Ad intrecciarsi alla storia principale ce n’è un’altra, quella della scomparsa e della ricerca di Thomas Compaoré, giornalista e attivista del Burkina Faso, richiedente asilo affidato al centro di accoglienza di cui si occupa la Onlus di Mauro che avrebbe dovuto sostenere l’intervista con la commissione per poter ottenere il riconoscimento dello status di rifugiato proprio il 20 giugno. Non si sa dove sia andato, forse alla ricerca di lavoro, di quel lavoro nero, sottopagato, che sfrutta la condizione irregolare dei migranti che viene chiamato “caporalato”. Il mistero si infittisce pagina dopo pagina fino all’imprevedibile – o prevedibile, a seconda della conoscenza delle dinamiche nelle quali possono trovarsi i richiedenti asilo e i migranti – finale. Un altro aspetto importante che emerge dal libro di Ehlardo è come sono considerati in Italia i migranti economici. Essi non fuggono da nulla se non dalla miseria, e per questo non hanno diritto ad alcun tipo di protezione. Ma siamo sicuri sia giusto? Perché non istituire anche un “asilo economico” (p.44)? Cercare migliori condizioni di vita non dovrebbe essere un diritto per tutti? Una riflessione su questo tema da parte degli Stati e di tutti i loro cittadini è doverosa.
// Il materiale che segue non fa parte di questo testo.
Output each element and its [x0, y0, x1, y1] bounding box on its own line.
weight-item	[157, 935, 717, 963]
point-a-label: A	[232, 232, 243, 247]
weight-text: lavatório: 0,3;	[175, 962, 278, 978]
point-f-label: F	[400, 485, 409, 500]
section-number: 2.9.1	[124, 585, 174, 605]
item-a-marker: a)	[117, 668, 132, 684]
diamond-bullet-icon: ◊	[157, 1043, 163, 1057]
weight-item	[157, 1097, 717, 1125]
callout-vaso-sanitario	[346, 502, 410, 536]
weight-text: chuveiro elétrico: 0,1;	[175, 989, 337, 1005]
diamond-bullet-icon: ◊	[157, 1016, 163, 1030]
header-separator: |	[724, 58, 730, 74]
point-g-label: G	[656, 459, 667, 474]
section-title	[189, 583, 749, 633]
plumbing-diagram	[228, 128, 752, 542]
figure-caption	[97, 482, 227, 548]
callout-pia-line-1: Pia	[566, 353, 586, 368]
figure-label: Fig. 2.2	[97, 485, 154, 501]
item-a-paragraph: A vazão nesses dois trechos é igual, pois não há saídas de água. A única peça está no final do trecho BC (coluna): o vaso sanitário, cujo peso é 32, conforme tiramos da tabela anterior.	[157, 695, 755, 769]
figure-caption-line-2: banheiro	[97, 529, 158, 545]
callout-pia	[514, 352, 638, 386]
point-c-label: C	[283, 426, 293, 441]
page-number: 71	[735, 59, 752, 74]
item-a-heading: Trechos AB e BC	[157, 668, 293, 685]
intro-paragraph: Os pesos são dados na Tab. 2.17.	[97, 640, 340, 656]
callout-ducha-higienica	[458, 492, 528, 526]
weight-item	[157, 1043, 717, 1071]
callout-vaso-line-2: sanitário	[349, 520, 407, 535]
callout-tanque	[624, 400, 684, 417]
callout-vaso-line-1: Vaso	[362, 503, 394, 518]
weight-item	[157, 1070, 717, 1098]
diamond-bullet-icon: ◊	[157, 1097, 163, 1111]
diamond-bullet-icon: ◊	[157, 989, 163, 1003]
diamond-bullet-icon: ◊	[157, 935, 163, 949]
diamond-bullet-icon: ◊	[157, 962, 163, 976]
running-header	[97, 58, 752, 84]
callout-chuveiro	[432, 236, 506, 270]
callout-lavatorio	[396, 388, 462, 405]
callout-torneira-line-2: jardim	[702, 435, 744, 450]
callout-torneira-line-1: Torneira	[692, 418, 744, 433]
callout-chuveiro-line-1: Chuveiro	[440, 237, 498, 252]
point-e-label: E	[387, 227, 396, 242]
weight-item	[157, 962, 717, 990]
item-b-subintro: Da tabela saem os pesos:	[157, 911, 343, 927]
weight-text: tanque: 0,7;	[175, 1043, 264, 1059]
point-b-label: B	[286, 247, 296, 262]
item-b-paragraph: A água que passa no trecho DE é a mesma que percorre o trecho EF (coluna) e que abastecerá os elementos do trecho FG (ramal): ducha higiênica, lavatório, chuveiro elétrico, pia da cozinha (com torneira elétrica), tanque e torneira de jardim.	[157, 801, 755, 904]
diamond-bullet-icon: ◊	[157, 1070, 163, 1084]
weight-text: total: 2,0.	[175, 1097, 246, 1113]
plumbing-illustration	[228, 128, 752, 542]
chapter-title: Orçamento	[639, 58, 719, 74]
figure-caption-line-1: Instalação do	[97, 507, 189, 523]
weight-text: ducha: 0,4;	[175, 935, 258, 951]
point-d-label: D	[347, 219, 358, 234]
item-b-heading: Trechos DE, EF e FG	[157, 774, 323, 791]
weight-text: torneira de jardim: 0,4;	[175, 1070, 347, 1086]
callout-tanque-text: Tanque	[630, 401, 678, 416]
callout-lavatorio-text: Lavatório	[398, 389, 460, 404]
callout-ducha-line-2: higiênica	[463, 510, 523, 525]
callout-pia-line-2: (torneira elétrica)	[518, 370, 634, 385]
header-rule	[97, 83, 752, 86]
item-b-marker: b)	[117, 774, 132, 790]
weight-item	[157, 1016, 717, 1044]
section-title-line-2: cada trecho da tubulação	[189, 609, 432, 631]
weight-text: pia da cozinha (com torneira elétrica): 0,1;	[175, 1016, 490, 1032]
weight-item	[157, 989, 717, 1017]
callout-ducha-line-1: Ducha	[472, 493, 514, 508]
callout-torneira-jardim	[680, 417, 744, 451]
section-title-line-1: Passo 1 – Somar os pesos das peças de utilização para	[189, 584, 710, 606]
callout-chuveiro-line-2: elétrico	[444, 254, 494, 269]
Leggere Terzo settore in fondo, più di qualsiasi approfondimento giornalistico o saggistico, rimane il miglior modo per capire a fondo sia la situazione dei richiedenti asilo in Italia sia quella di chi con loro ci lavora, gli operatori sociali che, nonostante le difficoltà, dedicano tutta la loro vita e passione a questa causa. Terzo settore “in fondo”, perché come nella notte di Céline, non si sa dove questa avventura ci porterà; forse più vicino alle nostre paure, per smascherarle. Forse, se solo ne avessimo voglia.